だからといって、「元気」になるわけではない。元気になるには、「元」から治さないと。
こういうことを考えている人たちがいるらしい。
公明は、都による監視機構の設置などを条件に追加出資を容認する方向とした。 都は新銀行の株主として、毎月1回以上の株主連絡会に出席し、年2回は決算報告を受けてきたが、「筆頭株主として十分な経営監視ができていたとはいえない」(都議)との声が根強かったことから、監視機構の設置を決めた。新銀行の経営状況や運営の監視のほか、助言や情報提供など「支援」の機能も持たせるとしている。 「監視機構の設置条件に公明が賛成へ 400億追加出資、可決濃厚 都議会」(2008年3月23日産経新聞)
別にこの人たちになんらの恨みもないが、この期に及んでまだ、というのが正直な感想だ。行政が「指導」すれば健全な経営ができるなどという発想でまだいるとは。行政の「意」を汲んだ経営や政治家の介入が現在の状況を引き起こしたかもしれないとは微塵も考えないのだろうか。
どうも都が追加出資することで民間資金を引き出そうということのようだが、このこと自体、今後も都の支援が期待されていて、それがないと生き残れないとみられているからととるのが自然かと思う。つまり「生命維持装置」をはずせない状態なのだ。
ここで冒頭の話に戻る。

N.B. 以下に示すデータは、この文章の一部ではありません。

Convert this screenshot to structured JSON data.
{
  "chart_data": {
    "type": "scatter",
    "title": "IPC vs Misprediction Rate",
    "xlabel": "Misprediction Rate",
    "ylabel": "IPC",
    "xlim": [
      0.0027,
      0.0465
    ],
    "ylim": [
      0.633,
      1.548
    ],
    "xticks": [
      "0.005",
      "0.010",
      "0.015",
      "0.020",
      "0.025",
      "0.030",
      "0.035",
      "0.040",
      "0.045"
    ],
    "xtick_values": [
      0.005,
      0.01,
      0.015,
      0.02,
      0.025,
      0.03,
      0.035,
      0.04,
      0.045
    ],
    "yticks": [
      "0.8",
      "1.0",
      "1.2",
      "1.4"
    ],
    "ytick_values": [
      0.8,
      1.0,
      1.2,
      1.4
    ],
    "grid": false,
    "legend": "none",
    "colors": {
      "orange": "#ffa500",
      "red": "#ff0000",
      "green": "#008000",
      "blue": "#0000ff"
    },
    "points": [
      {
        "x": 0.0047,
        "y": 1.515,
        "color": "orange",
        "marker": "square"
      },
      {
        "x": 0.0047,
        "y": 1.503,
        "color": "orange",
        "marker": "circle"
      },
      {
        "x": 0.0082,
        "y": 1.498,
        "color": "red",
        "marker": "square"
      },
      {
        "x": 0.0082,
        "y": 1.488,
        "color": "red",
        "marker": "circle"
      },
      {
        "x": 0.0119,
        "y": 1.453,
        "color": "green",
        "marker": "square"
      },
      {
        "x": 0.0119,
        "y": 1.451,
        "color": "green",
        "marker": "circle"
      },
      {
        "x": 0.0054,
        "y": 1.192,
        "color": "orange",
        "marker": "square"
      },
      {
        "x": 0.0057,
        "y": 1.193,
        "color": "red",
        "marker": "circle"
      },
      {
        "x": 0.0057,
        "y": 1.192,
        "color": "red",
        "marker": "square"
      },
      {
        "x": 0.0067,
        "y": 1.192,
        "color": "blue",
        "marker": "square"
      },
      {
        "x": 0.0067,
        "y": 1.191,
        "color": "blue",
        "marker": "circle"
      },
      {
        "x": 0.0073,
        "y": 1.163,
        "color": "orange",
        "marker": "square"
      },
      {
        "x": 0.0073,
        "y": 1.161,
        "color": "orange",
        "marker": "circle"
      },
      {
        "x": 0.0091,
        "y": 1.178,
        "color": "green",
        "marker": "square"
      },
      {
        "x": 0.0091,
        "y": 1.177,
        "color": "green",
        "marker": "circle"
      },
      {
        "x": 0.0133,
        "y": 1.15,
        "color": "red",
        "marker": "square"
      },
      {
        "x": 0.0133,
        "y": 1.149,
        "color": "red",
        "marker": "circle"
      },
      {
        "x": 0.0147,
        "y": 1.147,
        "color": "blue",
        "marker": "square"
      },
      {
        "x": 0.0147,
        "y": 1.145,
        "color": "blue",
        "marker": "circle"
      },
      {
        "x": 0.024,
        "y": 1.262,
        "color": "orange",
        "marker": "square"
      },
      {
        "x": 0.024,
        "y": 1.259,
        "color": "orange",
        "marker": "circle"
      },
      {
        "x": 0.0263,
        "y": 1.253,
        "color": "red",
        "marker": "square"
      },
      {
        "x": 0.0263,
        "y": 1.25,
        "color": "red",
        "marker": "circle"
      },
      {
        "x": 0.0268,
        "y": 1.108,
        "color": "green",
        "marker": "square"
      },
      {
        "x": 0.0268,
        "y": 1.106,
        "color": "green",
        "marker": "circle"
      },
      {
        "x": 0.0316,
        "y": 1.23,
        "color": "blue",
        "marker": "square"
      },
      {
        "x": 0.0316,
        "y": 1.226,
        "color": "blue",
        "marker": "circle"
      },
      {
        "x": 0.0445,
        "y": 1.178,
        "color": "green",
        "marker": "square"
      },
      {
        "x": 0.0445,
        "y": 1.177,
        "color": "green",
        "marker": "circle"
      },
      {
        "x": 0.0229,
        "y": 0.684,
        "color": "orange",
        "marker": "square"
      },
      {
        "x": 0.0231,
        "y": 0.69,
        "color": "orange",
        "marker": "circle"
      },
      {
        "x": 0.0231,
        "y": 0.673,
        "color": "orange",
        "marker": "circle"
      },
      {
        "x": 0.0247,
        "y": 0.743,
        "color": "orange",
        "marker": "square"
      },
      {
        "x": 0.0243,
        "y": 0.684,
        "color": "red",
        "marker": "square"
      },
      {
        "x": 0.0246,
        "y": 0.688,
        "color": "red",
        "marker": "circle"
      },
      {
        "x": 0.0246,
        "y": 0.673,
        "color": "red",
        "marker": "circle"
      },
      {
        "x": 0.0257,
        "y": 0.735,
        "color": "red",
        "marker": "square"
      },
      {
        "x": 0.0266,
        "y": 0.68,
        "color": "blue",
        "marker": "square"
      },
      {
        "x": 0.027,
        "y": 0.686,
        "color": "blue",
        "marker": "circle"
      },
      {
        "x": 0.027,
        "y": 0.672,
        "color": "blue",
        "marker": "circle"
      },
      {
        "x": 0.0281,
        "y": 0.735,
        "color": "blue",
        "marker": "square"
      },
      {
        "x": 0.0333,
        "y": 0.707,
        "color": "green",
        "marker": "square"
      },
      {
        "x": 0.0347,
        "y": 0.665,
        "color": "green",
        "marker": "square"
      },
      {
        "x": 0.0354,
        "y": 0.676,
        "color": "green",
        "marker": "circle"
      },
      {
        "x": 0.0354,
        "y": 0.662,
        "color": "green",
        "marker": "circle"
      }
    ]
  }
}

企業は「輸血」さえすれば「死」には至らないが、仮に「輸血」を受けて「命」を永らえたとしても、「健康」になれるわけではない。企業は収益を上げ、コストを抑えて利益を出すことで初めて自力で「生きる」ことができる。これができるかどうかが問題なわけだ。この判断を行わずに、あるいはかつて「病状」を見逃した藪医者に任せて、私たちの「血」(「血税」というしな)を注ぎ込んでしまっていいのか、責任ある立場の方はよく考えていただきたい。もちろん、そもそもこの銀行がなければ政策目的を達成できないのかも併せて。
マジな話、本当に「再建」したいなら、救済基金の組成を提案する。税金投入に賛成の方は、政治家も企業も個人も、ぜひ私財を投じていただきたい。怒っている人は、「額」を問題にしているのではない。本当に必要で有益なら1000億円でも2000億円でも投入すべきだ。問題は本当に必要なのか、本当に有益なのか、だ。必要でない、有益でないのなら、たとえ少額でも出すべきではない。これは、都が資金を出さないと金融機関からの出資が得られないというのと同じ、エージェンシー問題の基本形だ。自分の金を出さない人の話を誰が信じようか。
最後にもう1つ、企業と人間のちがうところ。当たり前の話だが、企業は、人間が便宜上人間のように取り扱っているもので、人間そのものではない。人間の死は取り返せない悲劇だが、企業の「死」はその気になれば取り返すこともできるし、必ずしも悲劇ではない。